Era um evento esperado com ansiedade.
No dia anterior à “viagem” eram feitos os preparativos. A bagagem era muita e diversificada, havia de tudo, desde os equipamentos para eventuais pescarias, bolas, chuteiras, uma parafernália inútil que pouco, ou quase nada, era utilizada, somente servia para esgotar de cansaço os viajantes que deveriam levá-la até a estação ferroviária e que não era próxima.
Nada desanimava os viajantes, não seria o peso da bagagem desmedida a ser transportada a pé por aproximado quilômetro, de madrugada, que iria arrefecer o entusiasmo.
Nas férias escolares do meio do ano, mês de junho, normalmente frio, clareia o dia mais tarde.
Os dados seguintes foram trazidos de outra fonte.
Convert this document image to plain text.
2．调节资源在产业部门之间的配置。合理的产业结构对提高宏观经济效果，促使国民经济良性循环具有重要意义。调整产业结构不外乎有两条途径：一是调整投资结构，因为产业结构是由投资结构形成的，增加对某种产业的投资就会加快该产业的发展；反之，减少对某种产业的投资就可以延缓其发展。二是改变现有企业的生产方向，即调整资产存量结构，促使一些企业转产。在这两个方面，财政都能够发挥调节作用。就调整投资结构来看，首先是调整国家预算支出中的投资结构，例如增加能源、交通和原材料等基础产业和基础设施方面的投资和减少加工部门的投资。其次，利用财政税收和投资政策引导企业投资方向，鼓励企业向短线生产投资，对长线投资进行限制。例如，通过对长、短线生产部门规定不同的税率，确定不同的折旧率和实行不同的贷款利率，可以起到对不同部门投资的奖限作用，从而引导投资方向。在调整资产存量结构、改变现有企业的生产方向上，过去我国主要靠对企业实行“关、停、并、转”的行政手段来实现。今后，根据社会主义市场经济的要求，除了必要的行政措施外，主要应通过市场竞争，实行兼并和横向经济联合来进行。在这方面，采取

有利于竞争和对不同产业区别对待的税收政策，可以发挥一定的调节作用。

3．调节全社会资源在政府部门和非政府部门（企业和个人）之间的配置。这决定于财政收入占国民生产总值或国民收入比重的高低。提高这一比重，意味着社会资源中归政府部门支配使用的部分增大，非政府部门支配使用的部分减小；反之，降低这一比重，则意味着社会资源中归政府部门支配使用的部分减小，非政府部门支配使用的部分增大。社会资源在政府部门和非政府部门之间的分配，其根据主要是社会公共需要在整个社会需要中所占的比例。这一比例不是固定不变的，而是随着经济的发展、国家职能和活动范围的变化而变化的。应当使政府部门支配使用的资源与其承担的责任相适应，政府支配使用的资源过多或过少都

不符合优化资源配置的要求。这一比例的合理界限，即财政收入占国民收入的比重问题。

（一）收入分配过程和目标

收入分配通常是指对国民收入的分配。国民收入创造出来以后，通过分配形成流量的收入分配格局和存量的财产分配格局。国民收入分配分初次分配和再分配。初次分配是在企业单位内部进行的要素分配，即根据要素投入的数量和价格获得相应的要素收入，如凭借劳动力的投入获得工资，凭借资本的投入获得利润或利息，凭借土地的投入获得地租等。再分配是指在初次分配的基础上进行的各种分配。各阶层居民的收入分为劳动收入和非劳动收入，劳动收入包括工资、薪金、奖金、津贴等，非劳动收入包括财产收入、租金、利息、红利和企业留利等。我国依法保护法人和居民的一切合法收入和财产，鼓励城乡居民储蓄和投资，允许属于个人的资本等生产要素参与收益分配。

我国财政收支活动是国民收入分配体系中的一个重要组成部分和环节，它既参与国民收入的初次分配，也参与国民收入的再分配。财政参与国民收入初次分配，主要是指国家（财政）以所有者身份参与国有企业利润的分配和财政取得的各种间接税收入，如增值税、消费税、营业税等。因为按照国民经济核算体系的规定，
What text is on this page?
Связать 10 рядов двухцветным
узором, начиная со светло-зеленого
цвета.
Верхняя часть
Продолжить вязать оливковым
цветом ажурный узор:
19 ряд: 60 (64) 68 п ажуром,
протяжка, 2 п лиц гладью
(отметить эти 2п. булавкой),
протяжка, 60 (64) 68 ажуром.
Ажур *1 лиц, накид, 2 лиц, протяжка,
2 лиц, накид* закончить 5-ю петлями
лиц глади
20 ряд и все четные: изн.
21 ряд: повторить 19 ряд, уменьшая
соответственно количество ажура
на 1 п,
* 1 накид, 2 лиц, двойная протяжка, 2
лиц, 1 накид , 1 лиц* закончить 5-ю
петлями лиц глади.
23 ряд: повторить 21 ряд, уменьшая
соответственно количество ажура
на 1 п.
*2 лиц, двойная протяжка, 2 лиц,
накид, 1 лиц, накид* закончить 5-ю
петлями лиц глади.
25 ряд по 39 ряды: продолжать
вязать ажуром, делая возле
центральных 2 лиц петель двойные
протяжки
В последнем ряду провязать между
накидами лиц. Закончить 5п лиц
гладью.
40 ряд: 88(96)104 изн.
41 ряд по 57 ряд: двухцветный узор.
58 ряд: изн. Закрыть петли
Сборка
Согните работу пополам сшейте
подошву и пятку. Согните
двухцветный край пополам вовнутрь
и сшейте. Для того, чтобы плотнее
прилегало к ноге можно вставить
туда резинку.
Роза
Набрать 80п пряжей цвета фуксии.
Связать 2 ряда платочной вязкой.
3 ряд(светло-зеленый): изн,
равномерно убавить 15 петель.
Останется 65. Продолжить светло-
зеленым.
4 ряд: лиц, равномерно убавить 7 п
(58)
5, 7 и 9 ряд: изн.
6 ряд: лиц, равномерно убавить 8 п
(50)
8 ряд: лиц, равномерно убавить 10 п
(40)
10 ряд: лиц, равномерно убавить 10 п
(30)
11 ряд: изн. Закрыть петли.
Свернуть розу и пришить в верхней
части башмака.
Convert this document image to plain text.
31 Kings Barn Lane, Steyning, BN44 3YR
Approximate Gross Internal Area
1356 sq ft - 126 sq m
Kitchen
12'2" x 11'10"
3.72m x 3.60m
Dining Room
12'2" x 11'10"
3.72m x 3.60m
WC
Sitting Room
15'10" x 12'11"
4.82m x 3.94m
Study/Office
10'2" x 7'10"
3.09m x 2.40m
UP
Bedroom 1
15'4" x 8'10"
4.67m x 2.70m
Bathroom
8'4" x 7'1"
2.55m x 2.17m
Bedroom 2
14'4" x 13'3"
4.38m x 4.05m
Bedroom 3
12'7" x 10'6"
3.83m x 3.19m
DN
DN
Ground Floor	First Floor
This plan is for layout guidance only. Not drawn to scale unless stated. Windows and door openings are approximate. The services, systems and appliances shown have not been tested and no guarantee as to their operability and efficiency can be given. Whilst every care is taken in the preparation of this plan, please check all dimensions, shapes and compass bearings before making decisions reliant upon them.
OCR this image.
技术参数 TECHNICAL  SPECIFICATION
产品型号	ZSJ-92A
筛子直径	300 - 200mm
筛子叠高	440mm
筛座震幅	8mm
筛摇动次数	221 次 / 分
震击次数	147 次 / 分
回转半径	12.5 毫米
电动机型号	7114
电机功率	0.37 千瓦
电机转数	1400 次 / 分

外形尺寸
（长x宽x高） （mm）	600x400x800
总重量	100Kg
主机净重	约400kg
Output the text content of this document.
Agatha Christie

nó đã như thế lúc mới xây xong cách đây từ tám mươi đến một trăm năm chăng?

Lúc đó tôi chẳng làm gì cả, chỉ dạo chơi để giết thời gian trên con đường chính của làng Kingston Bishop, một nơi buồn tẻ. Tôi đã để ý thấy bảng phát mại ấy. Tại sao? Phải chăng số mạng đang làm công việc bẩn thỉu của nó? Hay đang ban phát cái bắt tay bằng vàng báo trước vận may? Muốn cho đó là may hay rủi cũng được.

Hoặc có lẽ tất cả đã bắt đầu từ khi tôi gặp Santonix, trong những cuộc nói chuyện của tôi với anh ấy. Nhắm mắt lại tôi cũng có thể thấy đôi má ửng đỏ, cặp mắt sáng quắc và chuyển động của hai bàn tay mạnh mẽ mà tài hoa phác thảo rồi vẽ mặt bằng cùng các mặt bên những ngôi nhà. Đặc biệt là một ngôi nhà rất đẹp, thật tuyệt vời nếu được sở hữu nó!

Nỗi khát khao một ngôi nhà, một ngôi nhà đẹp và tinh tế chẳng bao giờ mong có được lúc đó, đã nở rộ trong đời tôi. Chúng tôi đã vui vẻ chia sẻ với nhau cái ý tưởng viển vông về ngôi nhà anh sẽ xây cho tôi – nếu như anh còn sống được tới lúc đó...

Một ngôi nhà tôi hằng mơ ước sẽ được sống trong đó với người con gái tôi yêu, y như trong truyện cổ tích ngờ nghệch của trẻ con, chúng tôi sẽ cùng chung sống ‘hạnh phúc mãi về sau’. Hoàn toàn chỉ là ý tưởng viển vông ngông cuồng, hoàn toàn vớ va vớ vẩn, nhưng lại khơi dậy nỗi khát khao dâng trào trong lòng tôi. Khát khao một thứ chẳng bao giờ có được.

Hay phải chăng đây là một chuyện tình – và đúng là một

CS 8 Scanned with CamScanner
O trem que utilizávamos partia da estação férrea com destino a São Francisco do Sul às seis horas da manhã. O retorno era previsto às vinte e uma horas e vinte minutos, jamais chegou no horário, somente partia. Chamavam os usuários a composição de “bananeiro” porque era nela que os ferroviários traziam cachos de bananas de Corupá, cidade situada no pé da Serra, até hoje grande exportadora de bananas.
A nossa viagem de trem era até Poço Preto apenas, pequeno vila às margens da ferrovia que liga a Canoinhas, a Mafra, daí a São Francisco do Sul, importante porto marítimo naquele tempo, era uma aventura inesquecível em especial as do meio do ano. As manhãs de junho eram frias, geladas. Era normal a formação de geadas e a visão da janela do vagão de passageiros quando a composição tracionada pela locomotiva a vapor vencia a distância em “louca disparada”, cerca de quarenta quilômetros/hora, soltando grossa coluna de fumaça preta e fagulhas, atravessava campos brancos, encobertos de geada. O amanhecer do dia acontecia durante a viagem e o sol tímido, frio, cautelosamente clareava a natureza decorada com a geada e, a névoa que se desprendia do solo, produzia esmaecidos arcos Iris em face da refração da luz solar. Era um espetáculo que nunca cansei de apreciar.
As janelas dos vagões de passageiros não havia quem ousasse abrir, primeiro pelo frio do inverno, depois pela fumaça desprendida da chaminé da locomotiva que empesteava a tudo e a todos. Os vagões de passageiros eram naqueles dias de duas classes: de primeira e de segunda. O de segunda classe que a passagem era mais barata, os bancos eram de madeira, duros, sem nenhum conforto. Os de primeira classe eram estofados, confortáveis. A grande maioria dos viajantes preferia os vagões de segunda classe e, para obterem algum conforto, se utilizavam de cobertores, travesseiros, muitos meios para forrar os bancos e amenizar o desconforto da viagem. Nós, eu e meu irmão, depois que o Chefe de Trem passava pelos vagões conferindo e picotando as passagens, invariavelmente saíamos do vagão de segunda classe e íamos para o de primeira que normalmente havia poucos passageiros e nele terminávamos a viagem. Saudades daquele tempo, era uma aventura.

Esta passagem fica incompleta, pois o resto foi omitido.